I would not issue a stay and injunction in this case. An injunction pending appeal is extraordinary relief that should be granted sparingly. We do not grant such relief unless we find: (1) that a substantial likelihood exists that the district court abused its discretion in failing to grant relief, (2) that the appellant faces a substantial threat of irreparable injury, (3) that the threatened injury to the appellant outweighs any harm the temporary relief would impose on the appellee, and (4) that the relief would not disserve the public interest. MacBride v. Askew, 541 F.2d 465, 467 (5th Cir. 1976). I am not convinced that appellants have satisfied all four criteria. Specifically, appellants have failed to demonstrate a “substantial” likelihood that they will prevail on the merits.
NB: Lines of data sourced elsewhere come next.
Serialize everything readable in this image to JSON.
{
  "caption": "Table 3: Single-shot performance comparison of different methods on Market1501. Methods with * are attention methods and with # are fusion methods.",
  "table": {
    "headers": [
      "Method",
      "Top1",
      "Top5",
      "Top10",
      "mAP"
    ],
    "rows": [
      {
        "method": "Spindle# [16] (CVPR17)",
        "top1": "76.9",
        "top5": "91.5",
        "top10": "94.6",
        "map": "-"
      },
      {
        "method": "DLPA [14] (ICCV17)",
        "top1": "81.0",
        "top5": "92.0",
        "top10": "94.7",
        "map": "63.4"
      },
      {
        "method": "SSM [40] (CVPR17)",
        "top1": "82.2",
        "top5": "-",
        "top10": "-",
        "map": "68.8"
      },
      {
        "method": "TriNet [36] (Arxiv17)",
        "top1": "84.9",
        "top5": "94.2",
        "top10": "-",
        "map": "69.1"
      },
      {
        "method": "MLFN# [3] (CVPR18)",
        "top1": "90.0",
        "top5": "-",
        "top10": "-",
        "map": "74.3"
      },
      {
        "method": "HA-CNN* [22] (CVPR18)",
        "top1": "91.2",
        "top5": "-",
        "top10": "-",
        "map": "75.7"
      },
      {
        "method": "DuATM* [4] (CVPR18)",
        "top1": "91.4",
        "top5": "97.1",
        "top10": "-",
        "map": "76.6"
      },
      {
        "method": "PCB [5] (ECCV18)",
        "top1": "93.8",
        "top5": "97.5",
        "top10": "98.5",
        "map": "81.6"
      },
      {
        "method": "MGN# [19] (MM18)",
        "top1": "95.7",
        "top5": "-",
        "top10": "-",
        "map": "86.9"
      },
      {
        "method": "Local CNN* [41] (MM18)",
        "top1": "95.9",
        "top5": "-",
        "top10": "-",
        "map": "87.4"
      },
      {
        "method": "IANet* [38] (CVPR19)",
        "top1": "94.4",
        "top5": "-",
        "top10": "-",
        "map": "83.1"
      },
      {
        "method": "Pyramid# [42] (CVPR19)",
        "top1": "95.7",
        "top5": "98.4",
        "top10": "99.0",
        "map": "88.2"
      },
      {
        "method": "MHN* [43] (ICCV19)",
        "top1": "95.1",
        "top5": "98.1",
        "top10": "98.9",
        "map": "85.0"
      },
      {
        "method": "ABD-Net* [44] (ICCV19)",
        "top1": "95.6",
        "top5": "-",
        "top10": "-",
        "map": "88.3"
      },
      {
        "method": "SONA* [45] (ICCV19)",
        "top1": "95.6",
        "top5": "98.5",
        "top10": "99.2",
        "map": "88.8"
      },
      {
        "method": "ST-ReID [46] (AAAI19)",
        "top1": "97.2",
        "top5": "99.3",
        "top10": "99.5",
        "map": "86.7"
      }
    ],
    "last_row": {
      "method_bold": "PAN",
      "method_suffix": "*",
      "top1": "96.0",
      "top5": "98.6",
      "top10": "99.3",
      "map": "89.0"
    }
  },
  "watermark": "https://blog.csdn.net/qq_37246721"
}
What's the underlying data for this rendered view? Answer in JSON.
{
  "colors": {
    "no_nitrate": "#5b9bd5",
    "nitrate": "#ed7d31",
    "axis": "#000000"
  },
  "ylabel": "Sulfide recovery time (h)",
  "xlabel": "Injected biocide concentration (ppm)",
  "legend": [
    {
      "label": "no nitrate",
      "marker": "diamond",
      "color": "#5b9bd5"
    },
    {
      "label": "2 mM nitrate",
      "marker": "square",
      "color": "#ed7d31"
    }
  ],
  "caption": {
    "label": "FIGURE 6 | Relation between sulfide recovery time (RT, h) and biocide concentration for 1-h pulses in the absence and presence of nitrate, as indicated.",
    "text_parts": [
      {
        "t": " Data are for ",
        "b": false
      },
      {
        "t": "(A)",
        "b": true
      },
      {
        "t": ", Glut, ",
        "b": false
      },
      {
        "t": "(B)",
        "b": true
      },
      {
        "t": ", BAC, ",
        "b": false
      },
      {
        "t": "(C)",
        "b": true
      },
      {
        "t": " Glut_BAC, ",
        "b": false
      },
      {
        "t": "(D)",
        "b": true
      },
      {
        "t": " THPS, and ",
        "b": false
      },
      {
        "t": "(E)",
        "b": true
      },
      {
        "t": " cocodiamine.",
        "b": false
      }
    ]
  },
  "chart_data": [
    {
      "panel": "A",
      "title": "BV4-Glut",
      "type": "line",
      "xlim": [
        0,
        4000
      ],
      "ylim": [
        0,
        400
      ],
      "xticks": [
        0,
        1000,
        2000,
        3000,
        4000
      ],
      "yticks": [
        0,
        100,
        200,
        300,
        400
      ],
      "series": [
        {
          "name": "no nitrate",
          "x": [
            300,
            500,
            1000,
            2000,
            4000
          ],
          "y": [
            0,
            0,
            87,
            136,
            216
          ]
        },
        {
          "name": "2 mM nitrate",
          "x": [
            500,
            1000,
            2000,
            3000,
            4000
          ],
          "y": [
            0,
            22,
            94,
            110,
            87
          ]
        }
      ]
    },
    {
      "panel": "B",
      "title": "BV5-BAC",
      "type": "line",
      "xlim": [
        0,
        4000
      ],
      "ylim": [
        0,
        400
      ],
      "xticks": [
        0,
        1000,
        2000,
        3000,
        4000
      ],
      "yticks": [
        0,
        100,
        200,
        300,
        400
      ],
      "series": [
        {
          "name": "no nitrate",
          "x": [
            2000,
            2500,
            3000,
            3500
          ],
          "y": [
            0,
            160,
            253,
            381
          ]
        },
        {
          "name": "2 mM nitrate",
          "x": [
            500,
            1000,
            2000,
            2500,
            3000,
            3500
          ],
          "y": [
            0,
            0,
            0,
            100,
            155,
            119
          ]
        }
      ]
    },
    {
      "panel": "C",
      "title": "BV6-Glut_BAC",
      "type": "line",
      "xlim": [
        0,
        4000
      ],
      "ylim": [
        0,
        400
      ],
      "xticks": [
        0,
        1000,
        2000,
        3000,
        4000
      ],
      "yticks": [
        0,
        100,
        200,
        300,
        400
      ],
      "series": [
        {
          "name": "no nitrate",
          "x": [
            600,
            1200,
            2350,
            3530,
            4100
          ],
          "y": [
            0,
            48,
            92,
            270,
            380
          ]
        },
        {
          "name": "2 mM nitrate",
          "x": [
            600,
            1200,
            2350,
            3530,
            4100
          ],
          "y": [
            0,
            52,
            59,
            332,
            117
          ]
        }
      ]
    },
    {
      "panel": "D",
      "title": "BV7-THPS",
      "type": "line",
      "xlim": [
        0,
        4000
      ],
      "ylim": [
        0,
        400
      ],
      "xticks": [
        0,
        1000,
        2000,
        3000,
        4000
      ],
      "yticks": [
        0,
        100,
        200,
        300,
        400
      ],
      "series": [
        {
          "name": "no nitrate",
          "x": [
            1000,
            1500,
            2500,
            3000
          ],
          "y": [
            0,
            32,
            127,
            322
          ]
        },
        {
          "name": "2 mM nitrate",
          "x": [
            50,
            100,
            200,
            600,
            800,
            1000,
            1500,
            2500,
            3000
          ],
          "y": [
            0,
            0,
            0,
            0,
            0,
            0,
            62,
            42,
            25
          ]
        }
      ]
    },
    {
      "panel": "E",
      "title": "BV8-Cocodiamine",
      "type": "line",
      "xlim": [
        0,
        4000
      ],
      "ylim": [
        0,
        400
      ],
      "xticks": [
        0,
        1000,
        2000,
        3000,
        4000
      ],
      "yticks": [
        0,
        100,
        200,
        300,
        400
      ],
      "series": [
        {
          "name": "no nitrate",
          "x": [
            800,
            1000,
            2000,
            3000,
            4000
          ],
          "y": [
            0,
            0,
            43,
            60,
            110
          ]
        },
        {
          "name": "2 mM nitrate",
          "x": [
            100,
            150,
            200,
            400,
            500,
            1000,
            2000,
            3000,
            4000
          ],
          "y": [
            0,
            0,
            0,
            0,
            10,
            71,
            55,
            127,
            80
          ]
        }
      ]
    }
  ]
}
The majority offers no reasoning to support its assertion that appellants are likely to succeed on the merits; rather, this conclusion is apparently based on cases construing other underlined drug paraphernalia statutes. Only two circuit courts have considered the constitutionality of the Model Drug Paraphernalia Act. The Eighth Circuit recently upheld in its entirety a statute based on the Model Act. The Casbah, Inc. v. Thone, No. 80-1925,-F.2d-(8th Cir., June 8, 1981). The Sixth Circuit invalidated three ordinances based on the Model Act, Record Revolution No. 6, Inc. v. City of Parma, 638 F.2d 916 (6th Cir. 1980); the Supreme Court, however, has vacated' and remanded Record Revolution to the Sixth Circuit. 49 U.S.L.W. 3882, - U.S. -, 101 S.Ct. -, 68 L.Ed.2d - (U.S. May 26, 1981).1 Numerous district courts have upheld the constitutionality of statutes based on the Model Act. See Tobacco Accessories v. Treen, 501 F.Supp. 168 (E.D.La.1980) (appeal pending); Mid-Atlantic Accessories Trade Assoc., et al. v. State of Maryland, 500 F.Supp. 834 (D.Md. 1980); Delaware Accessories Trade Assoc. v. Gebelein, 497 F.Supp. 289 (D.Del.1980); and World Imports, Inc. v. Woodbridge Township, 493 F.Supp. 428 (D.N.J.1980). Moreover, should the district court order be affirmed on appeal, the public interest could be disserved by issuance of the stay and injunction.

Respectfully, I dissent.

. The Supreme Court remanded Record Revolution to the Sixth Circuit for further reconsideration in light of the recently enacted Ohio Revised Code § 2925.14. This statute prohibits the sale of marijuana paraphernalia to juveniies.